Mitch4: In Portuguese, açaí has three syllables. It sounds similar to Asahi (Japanese beer).
Thanks Ed. But I was half joking around, as a crossover remark from another thread , where worthies like Winter Wallaby and larK have been carrying on a discussion of rule-following that at some point included the spelling and pronunciation in English of the açaí berry.
“Striking the mighty hammer-blows in Mahler’s Symphony No. 6.”
Looks like he’s about to surprise a trumpeter with a game of Whack-a-Mole.
I think Niel Peart’s drum solo in Frankfurt should also be considered. He does enough drumming for 12 all by himself.
It’s very difficult to get a good hammer-blow sound for the Mahler symphony. On many recordings it’s there if you know what to listen for but you might not notice it otherwise.
MiB , this picture was screencap from a short docu on planning and building this hammer and target. They tried other model ideas too. They mention that , on their interpretation of Mahler’s scanty remarks, it is not supposed to be resonant, more like a big thud. And I have to agree with you, that’s about what I hear too, both in this clip and most recordings. Some of that I feel sure is the fault of the recording and reproduction chain; but maybe also a difference between the intention and the expectation.
One work that might be added to the list is the Shostakovich Symphony #12 (Year 1917). In the last minute of the third movement, the Battleship Aurora fires on the winter palace.
Thanks, Dwight. That’s a work I’m not familiar with, but glad to hear about. I recently missed an online-live concert where it was featured.
And it reminds me about another remarkable Shostakovich moment with drum. That’s the “invasion episode” from the first movement of Symphony No. 7 (Leningrad), a weird and terrifying passage of several minutes length, built on top of a snare drum repeating a military tattoo in a long, controlled crescendo.
Here is a newspaper review of a 2014 concert that I went to, with Jaap van Zweden as visiting guest conductor leading the Chicago Symphony. (He was at that time with Dallas, not yet taking over the NYPhil, but talked about as a very hot property.) In fact, I’ll quote a bit:
Van Zweden built this "invasion" episode – based on a banal, jaunty march tune Bela Bartok famously lampooned in his Concerto for Orchestra – inexorably, making the repetitions as relentless and terrifying as Shostakovich no doubt meant them to be, over Cynthia Yeh's steady snare drum ostinato. Again the effect was not just loudness but overwhelming intensity, and van Zweden marshaled his orchestral juggernaut with exacting control.The drummer mentioned, Cynthia Yeh, is Principal Percussion of the CSO, and was featured in the topmost picture of this post, hitting the bass drum in the Verdi Dies Irae.
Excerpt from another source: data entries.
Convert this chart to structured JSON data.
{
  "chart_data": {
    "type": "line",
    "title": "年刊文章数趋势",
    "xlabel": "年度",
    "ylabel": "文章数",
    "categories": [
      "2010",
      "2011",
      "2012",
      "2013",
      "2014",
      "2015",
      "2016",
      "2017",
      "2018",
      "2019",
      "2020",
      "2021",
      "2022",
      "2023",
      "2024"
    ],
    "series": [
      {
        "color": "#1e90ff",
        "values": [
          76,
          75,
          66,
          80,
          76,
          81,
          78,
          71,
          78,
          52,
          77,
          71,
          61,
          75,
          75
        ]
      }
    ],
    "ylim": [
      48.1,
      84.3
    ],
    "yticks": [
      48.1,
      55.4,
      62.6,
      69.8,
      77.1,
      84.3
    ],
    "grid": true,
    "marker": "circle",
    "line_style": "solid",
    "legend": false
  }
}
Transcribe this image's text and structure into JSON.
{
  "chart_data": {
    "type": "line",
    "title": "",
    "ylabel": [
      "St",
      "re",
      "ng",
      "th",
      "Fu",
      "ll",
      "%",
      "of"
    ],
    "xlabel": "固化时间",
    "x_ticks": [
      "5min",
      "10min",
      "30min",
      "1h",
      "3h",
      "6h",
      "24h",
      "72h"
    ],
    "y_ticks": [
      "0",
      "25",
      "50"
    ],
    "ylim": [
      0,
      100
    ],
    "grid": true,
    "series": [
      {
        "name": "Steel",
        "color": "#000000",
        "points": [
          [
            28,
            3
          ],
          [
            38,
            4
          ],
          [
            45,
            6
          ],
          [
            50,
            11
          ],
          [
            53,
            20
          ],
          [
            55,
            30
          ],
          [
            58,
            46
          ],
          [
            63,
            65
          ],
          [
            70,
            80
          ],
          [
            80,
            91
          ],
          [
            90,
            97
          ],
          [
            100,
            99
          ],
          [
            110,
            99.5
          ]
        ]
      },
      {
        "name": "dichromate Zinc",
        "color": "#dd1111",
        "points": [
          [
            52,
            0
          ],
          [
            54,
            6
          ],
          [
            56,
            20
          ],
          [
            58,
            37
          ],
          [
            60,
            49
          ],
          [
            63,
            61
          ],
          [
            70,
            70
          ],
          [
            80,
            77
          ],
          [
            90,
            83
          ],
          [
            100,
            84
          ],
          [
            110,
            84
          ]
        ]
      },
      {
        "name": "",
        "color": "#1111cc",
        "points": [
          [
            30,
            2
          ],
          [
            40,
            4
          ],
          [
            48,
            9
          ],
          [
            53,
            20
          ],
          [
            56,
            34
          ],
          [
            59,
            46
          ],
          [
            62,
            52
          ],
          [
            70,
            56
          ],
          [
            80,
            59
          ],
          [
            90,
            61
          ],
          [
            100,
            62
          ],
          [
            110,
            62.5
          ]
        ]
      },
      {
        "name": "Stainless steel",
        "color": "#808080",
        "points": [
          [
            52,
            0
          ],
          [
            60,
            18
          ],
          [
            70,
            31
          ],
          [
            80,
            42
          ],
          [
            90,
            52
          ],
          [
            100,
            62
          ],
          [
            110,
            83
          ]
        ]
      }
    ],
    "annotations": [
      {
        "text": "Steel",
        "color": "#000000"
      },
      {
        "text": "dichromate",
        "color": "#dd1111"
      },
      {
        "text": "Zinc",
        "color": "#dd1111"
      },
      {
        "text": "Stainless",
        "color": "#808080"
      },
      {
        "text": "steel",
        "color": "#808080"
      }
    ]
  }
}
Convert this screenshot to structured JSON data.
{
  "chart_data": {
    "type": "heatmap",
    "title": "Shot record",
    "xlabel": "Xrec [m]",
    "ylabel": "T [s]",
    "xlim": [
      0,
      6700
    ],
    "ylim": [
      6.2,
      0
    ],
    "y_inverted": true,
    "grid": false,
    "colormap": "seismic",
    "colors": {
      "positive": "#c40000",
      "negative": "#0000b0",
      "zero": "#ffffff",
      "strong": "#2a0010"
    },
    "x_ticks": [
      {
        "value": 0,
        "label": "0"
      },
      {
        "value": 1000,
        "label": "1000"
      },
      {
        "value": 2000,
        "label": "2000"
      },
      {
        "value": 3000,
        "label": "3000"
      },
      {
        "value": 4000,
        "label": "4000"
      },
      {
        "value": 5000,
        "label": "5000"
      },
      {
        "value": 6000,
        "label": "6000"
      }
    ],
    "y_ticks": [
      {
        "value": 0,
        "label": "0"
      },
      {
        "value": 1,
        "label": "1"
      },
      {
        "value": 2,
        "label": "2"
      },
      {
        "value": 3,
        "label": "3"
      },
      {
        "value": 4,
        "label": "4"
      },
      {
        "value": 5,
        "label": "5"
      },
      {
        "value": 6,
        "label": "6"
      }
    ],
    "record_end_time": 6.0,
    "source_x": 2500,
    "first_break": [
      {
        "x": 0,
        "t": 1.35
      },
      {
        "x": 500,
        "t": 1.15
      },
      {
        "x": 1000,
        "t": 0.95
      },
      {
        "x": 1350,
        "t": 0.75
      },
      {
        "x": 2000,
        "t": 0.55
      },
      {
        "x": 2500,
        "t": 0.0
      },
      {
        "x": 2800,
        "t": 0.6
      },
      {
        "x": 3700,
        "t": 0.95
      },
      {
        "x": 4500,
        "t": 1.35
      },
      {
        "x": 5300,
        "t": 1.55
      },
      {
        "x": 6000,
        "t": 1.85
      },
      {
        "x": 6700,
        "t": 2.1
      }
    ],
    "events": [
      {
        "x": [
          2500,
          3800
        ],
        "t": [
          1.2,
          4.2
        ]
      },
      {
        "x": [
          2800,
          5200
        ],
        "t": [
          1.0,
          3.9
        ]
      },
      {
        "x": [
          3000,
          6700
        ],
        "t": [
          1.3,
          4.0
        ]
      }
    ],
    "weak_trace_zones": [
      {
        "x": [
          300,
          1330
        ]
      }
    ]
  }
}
As the review suggests, she was so very intense in this section! She was standing well forward from the usual percussion row, poised over the snare drum, and staring unwaveringly straight ahead, as the music built up and turned nasty nasty! If I had a picture of that, I would have featured that instead of the Verdi.
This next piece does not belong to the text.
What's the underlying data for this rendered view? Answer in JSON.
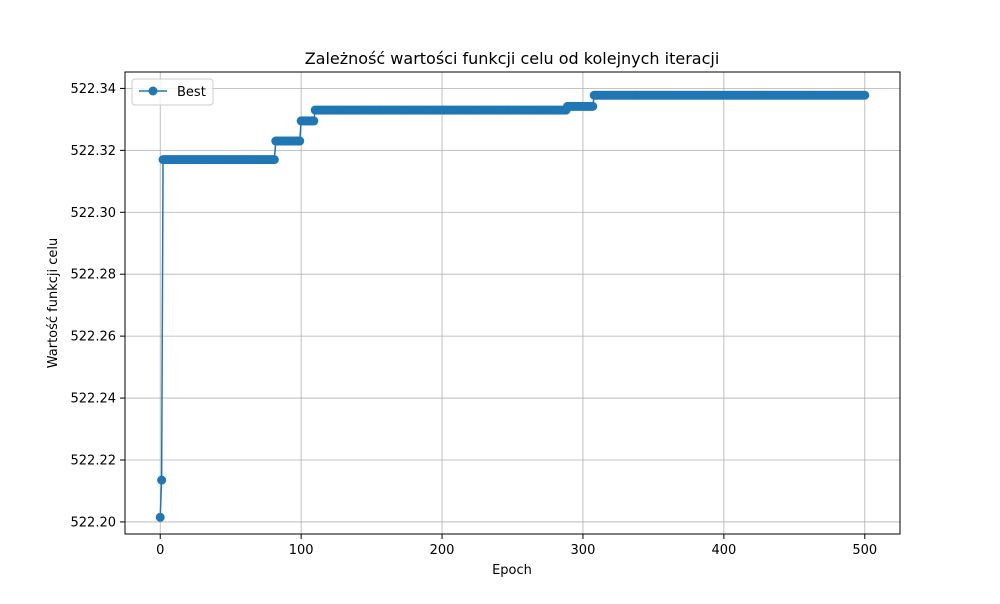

Here’s a YouTube clip of a performance of that “invasion episode”. Sadly, the visual is not the performance but a photo (and poster) montage of some historical circumstances. Still, this has the advantage over some other clips I was looking at, of starting right at the beginning of the episode, so you can hear the drum and isolated orchestra instruments starting out just quietly and seemingly innocently.
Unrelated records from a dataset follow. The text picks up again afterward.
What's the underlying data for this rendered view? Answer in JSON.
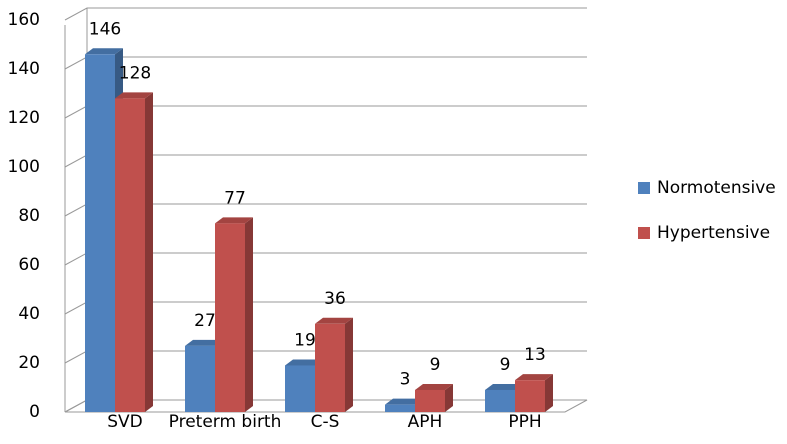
{
  "chart_data": {
    "type": "bar3d",
    "categories": [
      "SVD",
      "Preterm birth",
      "C-S",
      "APH",
      "PPH"
    ],
    "series": [
      {
        "name": "Normotensive",
        "color": "#4f81bd",
        "values": [
          146,
          27,
          19,
          3,
          9
        ]
      },
      {
        "name": "Hypertensive",
        "color": "#c0504d",
        "values": [
          128,
          77,
          36,
          9,
          13
        ]
      }
    ],
    "ylim": [
      0,
      160
    ],
    "yticks": [
      0,
      20,
      40,
      60,
      80,
      100,
      120,
      140,
      160
    ],
    "grid": true,
    "legend": "right"
  }
}
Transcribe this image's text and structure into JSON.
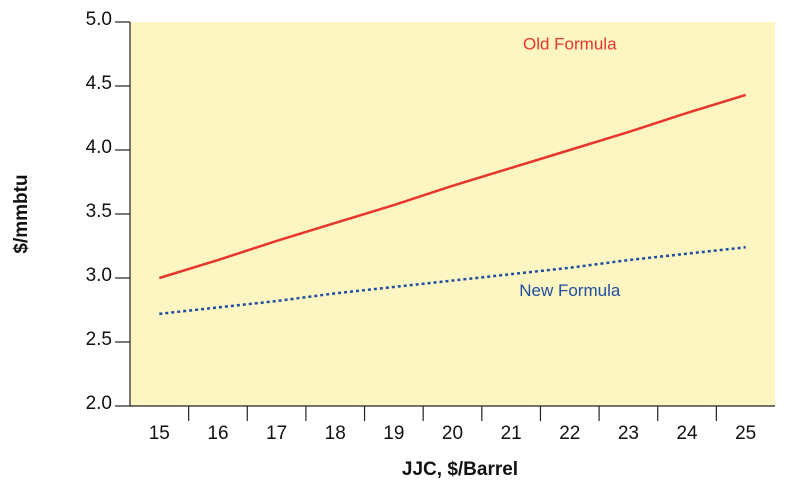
{
  "chart_data": {
    "type": "line",
    "categories": [
      "15",
      "16",
      "17",
      "18",
      "19",
      "20",
      "21",
      "22",
      "23",
      "24",
      "25"
    ],
    "series": [
      {
        "name": "Old Formula",
        "color": "#e8362b",
        "dash": false,
        "values": [
          3.0,
          3.14,
          3.29,
          3.43,
          3.57,
          3.72,
          3.86,
          4.0,
          4.14,
          4.29,
          4.43
        ]
      },
      {
        "name": "New Formula",
        "color": "#1f4ea0",
        "dash": true,
        "values": [
          2.72,
          2.77,
          2.82,
          2.88,
          2.93,
          2.98,
          3.03,
          3.08,
          3.14,
          3.19,
          3.24
        ]
      }
    ],
    "ylim": [
      2.0,
      5.0
    ],
    "yticks": [
      {
        "value": 2.0,
        "label": "2.0"
      },
      {
        "value": 2.5,
        "label": "2.5"
      },
      {
        "value": 3.0,
        "label": "3.0"
      },
      {
        "value": 3.5,
        "label": "3.5"
      },
      {
        "value": 4.0,
        "label": "4.0"
      },
      {
        "value": 4.5,
        "label": "4.5"
      },
      {
        "value": 5.0,
        "label": "5.0"
      }
    ],
    "xlabel": "JJC, $/Barrel",
    "ylabel": "$/mmbtu",
    "background": "#fdf6c3"
  }
}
(BTW, this performance, with Bernstein leading the CSO, may be the one mentioned in that von Rhein review.)
https://youtu.be/027gWqwl-OA
About the Leningrad premiere of the 7th symphony: https://en.wikipedia.org/wiki/Leningrad_premi%C3%A8re_of_Shostakovich%27s_Symphony_No._7
The premiere took place during the siege of Leningrad. Outdoor loudspeakers broadcast it all the way to the German lines.